Un dono di misericordia, perché, dice il Papa “Dio ci attende senza stancarsi mai. Quando ci allontaniamo ci viene a cercare, quando cadiamo a terra ci rialza, quando ritorniamo a Lui dopo esserci perduti ci aspetta a braccia aperte. Il suo amore non si misura sulla bilancia dei nostri calcoli umani, ma ci infonde sempre il coraggio di ricominciare”.
Anche i consacrati devono esercitare questa pazienza, che “non è la semplice tolleranza delle difficoltà o una sopportazione fatalista delle avversità. La pazienza non è segno di debolezza: è la fortezza d’animo che ci rende capaci di “portare il peso” dei problemi personali e comunitari, ci fa accogliere la diversità dell’altro, ci fa perseverare nel bene anche quando tutto sembra inutile, ci fa restare in cammino anche quando il tedio e l’accidia ci assalgono”.
Tre i luoghi della pazienza per Papa Francesco: la vita personale “Può capitare, nella nostra vita di consacrati, che la speranza si logori a causa delle aspettative deluse.
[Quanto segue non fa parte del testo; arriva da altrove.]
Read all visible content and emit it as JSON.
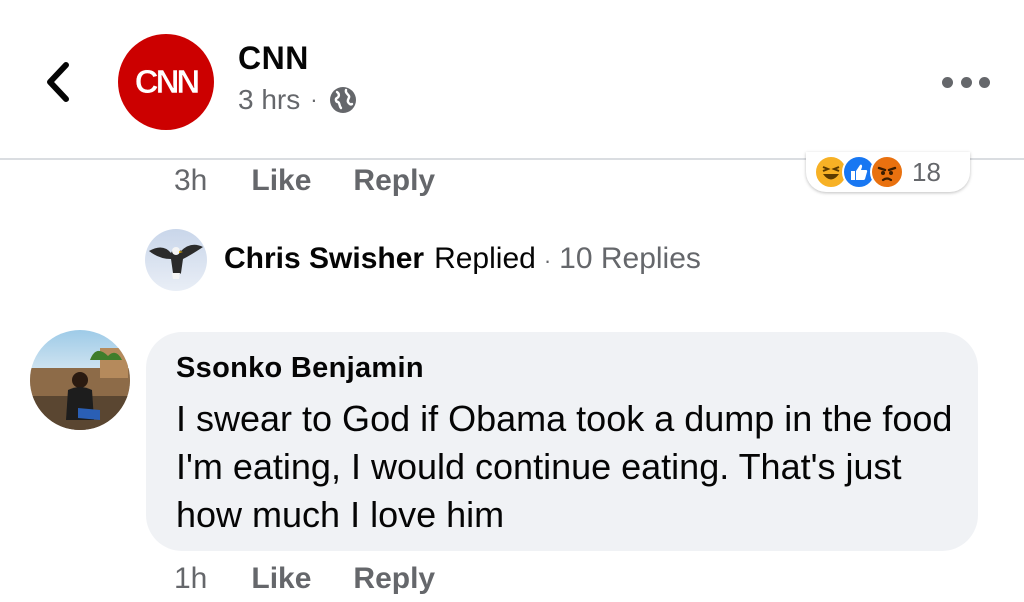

Dobbiamo avere pazienza con noi stessi e attendere fiduciosi i tempi e i modi di Dio: Egli è fedele alle sue promesse”. La tristezza interiore è un verme che mangia da dentro dice il Papa.
C’è poi la vita comunitaria: “il Signore non ci chiama ad essere solisti, ma ad essere parte di un coro, che a volte stona, ma sempre deve provare a cantare insieme”. Non ci si deve lasciar confondere dalle tempeste.
E poi c’è la pazienza nei confronti del mondo. Simeone e Anna “non intonano il lamento per le cose che non vanno, ma con pazienza attendono la luce nell’oscurità della storia, nella oscurità delle propria comunità. Abbiamo bisogno di questa pazienza, per non restare prigionieri della lamentela”. Alcuni dice il Papa sono maestri della lamentela, ma così si perde la speranza semplicemente per impazienza.
Il Papa pone all’assemblea una serie di domande: “accogliamo la pazienza dello Spirito nella nostra vita? Nelle nostre comunità, ci portiamo sulle spalle a vicenda e mostriamo la gioia della vita fraterna? E verso il mondo, portiamo avanti il nostro servizio con pazienza o giudichiamo con asprezza?”
E conclude. “non possiamo restare fermi nella nostalgia del passato o limitarci a ripetere le cose di sempre. Abbiamo bisogno della coraggiosa pazienza di camminare, di esplorare strade nuove, di cercare cosa lo Spirito Santo ci suggerisce” e questo si fa con umiltà.
A celebrare con il Papa all’Altare della Cattedra, nella Basilica Vaticana, il Prefetto, il Segretario, i sacerdoti officiali della Congregazione per gli Istituti di vita consacrata e le Società di vita apostolica e i Superiori Generali degli Ordini religiosi.
Il cardinale Braz De Aviz nel suo saluto finale ha ricordato che "Quest’anno la nostra celebrazione eucaristica è spoglia dei segni e dei volti gioiosi che la illuminavano negli anni precedenti, eppure sempre espressione di quella gratitudine feconda che caratterizza le nostre vite. Il distanziamento fisico che la pandemia ci ha imposto non può separarci.
Seguiamo da mesi le notizie che giungono dalle comunità delle diverse nazioni. Esse parlano di smarrimento, di contagi, di morti, di difficoltà umane ed economiche, di paure, di Istituti che diminuiscono di numero... Ma parlano anche di fedeltà provata dalla sofferenza, di coraggio, di testimonianza serena pur nel dolore e nell’incertezza, di condivisione di ogni affanno e di ogni ferita, di cura e vicinanza agli ultimi, di carità e di servizio a costo della vita".
Il Papa ha richiesto poi prima della fine della messa di avere pazienza e ha salutato due religiose una giovne e una anziana. E ha ha ricordato che si deve fuggire dal chiacchiericcio, che distrugge la comunità, e poi non perdere il senso dell'umorismo, saper ridere combatte il chiacchiericcio. Un consiglio umano ha detto il Papa prima della benedizione finale.